6) The authors assume that on average a cycling cell is half-way through the cell cycle, and that on average cells therefore have 3 copies of the genome. For mES cells which are mainly in S phase, and whose G1 and G2 are both short, this assumption may well be correct. But the authors also measure the amount of CTCF in U2OS cells, which spend most of their time in G1, and also aren't diploid. Since the authors suggest that their method can be widely applied, it would be good if they could normalise the absolute abundance of the factor of interest relative to DNA content, for example by using appropriate staining in the FACS analysis.

First, regarding the mESCs we have now performed cell cycle phase measurements and show that indeed, an average mES cell is approximately halfway through the cell cycle: 10.2% in G1; 73.9% in S-phase; 15.9% in G2. These new experiments and results are presented in Figure 1—figure supplement 1D-G.

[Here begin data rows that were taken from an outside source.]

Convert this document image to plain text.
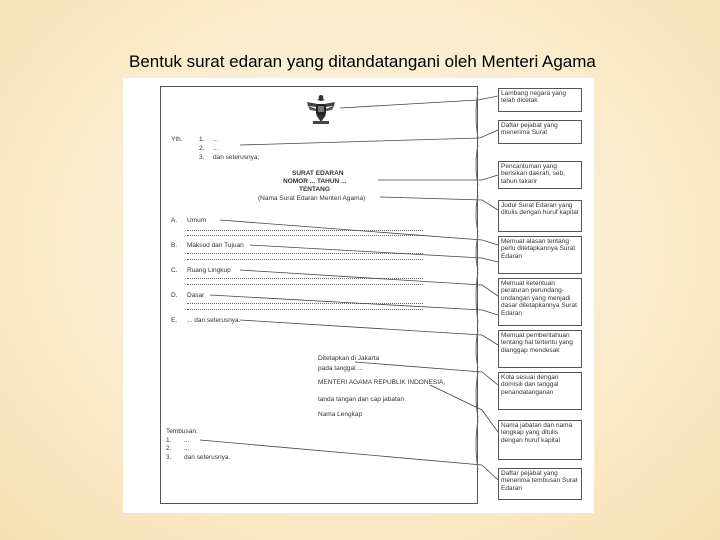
Bentuk surat edaran yang ditandatangani oleh Menteri Agama
Yth.	1. ...
2. ...
3. dan seterusnya;
SURAT EDARAN
NOMOR ... TAHUN ...
TENTANG
(Nama Surat Edaran Menteri Agama)
A. Umum
B. Maksud dan Tujuan
C. Ruang Lingkup
D. Dasar
E. ... dan seterusnya.
Ditetapkan di Jakarta
pada tanggal ...
MENTERI AGAMA REPUBLIK INDONESIA,
tanda tangan dan cap jabatan
Nama Lengkap
Tembusan:
1. ...
2. ...
3. dan seterusnya.
Lambang negara yang telah dicetak
Daftar pejabat yang menerima Surat
Pencantuman yang berisikan daerah, seb, tahun takarir
Judul Surat Edaran yang ditulis dengan huruf kapital
Memuat alasan tentang perlu ditetapkannya Surat Edaran
Memuat ketentuan peraturan perundang-undangan yang menjadi dasar ditetapkannya Surat Edaran
Memuat pemberitahuan tentang hal tertentu yang dianggap mendesak
Kota sesuai dengan domisili dan tanggal penandatanganan
Nama jabatan dan nama lengkap yang ditulis dengan huruf kapital
Daftar pejabat yang menerima tembusan Surat Edaran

Regarding U2OS cells, we disagree with the reviewers; as the reviewers point out the U2OS karyotype is not well-defined. For this reason, we are careful not to estimate the average CTCF binding site occupancy for U2OS cells. We only do this for mESCs. However, this does not mean that knowing the absolute abundance of CTCF proteins per U2OS cell is useless. For example, we show that the nuclear concentration of CTCF in U2OS cells is 144.3 nM. Knowing this number may help interpret DNA binding affinities (K_d) etc. and may also be useful for other “back-of-the-envelope” calculations. The live-cell flow cytometry absolute quantification method (Figure 3) can be used in any tissue culture cell regardless of karyotype to estimate the total number of proteins per cell. How a researcher will use this number will depend on their research question and we are not in a position to dictate or predict this. Nevertheless, we now state explicitly in the main text that: “We cannot estimate CTCF binding site occupancy and probability of blocking cohesin extrusion in U2OS cells, since these cells have a poorly defined karyotype.”